Mrs. Granholm, governments do not "allow" competitiveness. The efficiency fatcor of a particular business denotes its level of competitiveness in a free market. Bloated, bureaucratic, mismanaged operations such as Delphi cannot compete against leaner competitors. Those are the ABC's of Business 101.

Perhaps, Mrs. Granholm, you can ask Delphi's Big Daddy — General Motors — why it will not save its underling? Ford likely will not be cutting the umbilical cord to Visteon anytime soon, so why is it that GM is so willing to let Delphi fail? Hint: start with the health care beast, and go from there.
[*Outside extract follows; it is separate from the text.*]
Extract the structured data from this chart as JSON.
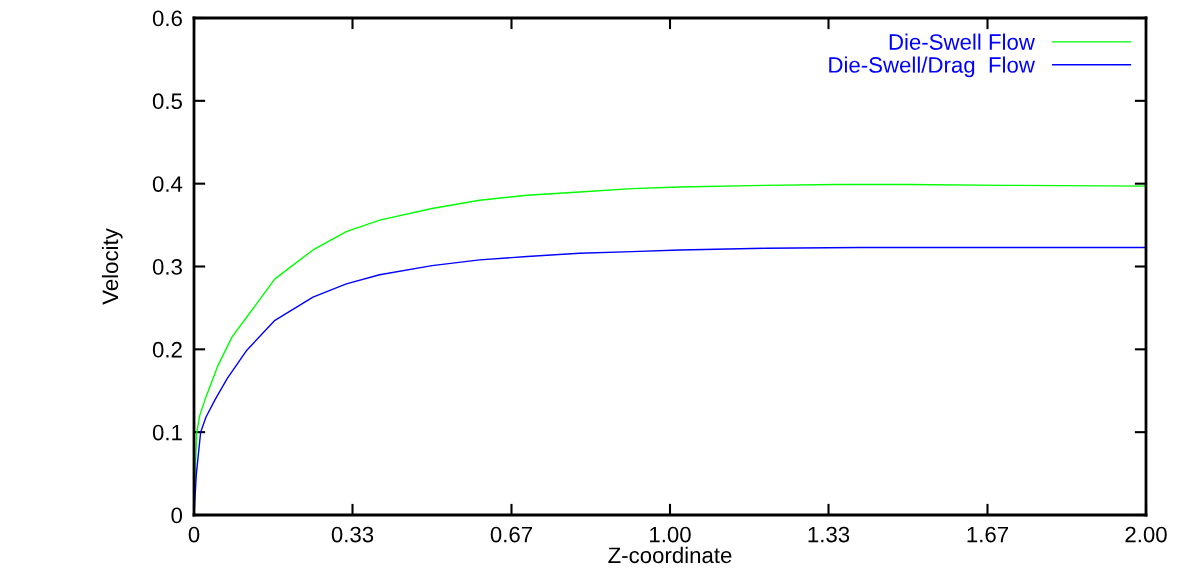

American auto companies endure a $1500/per vehicle in health care costs. It costs American auto companies almost 3x as much as their Japanese competitors to launch a new car . The Japanese plants can run several models through one plant, and the Americans? One or two, on average. In addition, GM lost $3.3 billion on its North American automaking operation in the first six months of the year. GM needs better, cheaper suppliers. If the Michigan labor force were to offer up a more competitive wage system —read: no unions — surely the automakers would not be fleeing to the South, Canada, and elsewhere. Were Northern, union workes less inclined to gut their companies via collective bargaining sanctioned by the government, perhaps plants in Michigan would cease to be closed so "mercilessly?"

By the way, Mrs. Granholm, well-paid and grateful workers in the South continually reject the UAW of their own volition.